Depending on our circumstances we expect to have some choice about where we live and with whom. However, people with learning disabilities, mental health needs or autistic people sometimes struggle to find a place of their own to call home, and often don't have the sort of choice most of us would take for granted.
Kathy, now in her fifties, was admitted to hospital when she was 13 after her behaviour became unmanageable at home. Kathy’s speech is limited, and she is an autistic person, so at that time she was not well understood. It would have been difficult for her to explain what she wanted. She lived in hospital until the late 1980s on a ward which housed 40 others under what has been described as “harsh conditions”.
When Kathy moved out of hospital she wasn’t given opportunities to choose to live with a partner, friends or on her own as many of us do. Instead she was moved to a community group care home with three other people, two of whom she didn’t get on with, whose tastes and needs were very different to her own. Like anyone living under these conditions Kathy became upset, making noise and causing property damage, and her housemates and neighbours started complaining. There was talk that she would have to move back into an institution.
Kathy’s life is now very different. We’ve helped her to tell us what she wants by providing support to learn new communication skills. Using these new skills Kathy told us she would prefer to live alone. She now rents her own flat in London. Having the right place to live with the right support has helped Kathy take more control over her own life.

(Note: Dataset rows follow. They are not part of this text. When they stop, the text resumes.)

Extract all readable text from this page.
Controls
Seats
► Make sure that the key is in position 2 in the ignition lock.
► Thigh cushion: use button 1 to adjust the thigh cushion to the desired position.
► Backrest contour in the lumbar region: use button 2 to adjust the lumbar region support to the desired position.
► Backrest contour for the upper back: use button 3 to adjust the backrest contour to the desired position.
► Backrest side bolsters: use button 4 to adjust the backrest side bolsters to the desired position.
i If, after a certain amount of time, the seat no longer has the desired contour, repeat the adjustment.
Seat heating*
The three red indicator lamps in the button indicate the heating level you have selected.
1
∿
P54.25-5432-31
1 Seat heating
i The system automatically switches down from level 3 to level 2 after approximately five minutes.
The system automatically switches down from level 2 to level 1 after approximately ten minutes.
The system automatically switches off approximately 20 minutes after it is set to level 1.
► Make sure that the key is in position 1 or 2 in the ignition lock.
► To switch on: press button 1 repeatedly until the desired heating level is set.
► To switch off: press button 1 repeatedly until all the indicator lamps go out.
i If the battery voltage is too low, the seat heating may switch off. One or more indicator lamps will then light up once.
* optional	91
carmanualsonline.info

She makes the decisions about what happens in her own home, what she does and who she is supported by.
Kathy now gets out regularly and has her own hobbies and interests and lives peacefully alongside her neighbours.
We provide support to people living in many different circumstances - on their own, with family or partners, or with friends. The important thing for us is helping you find a place you can call home. This may mean helping you to find a better place to live, making adaptations to your existing home or finding the right technology to enable you to do more for yourself.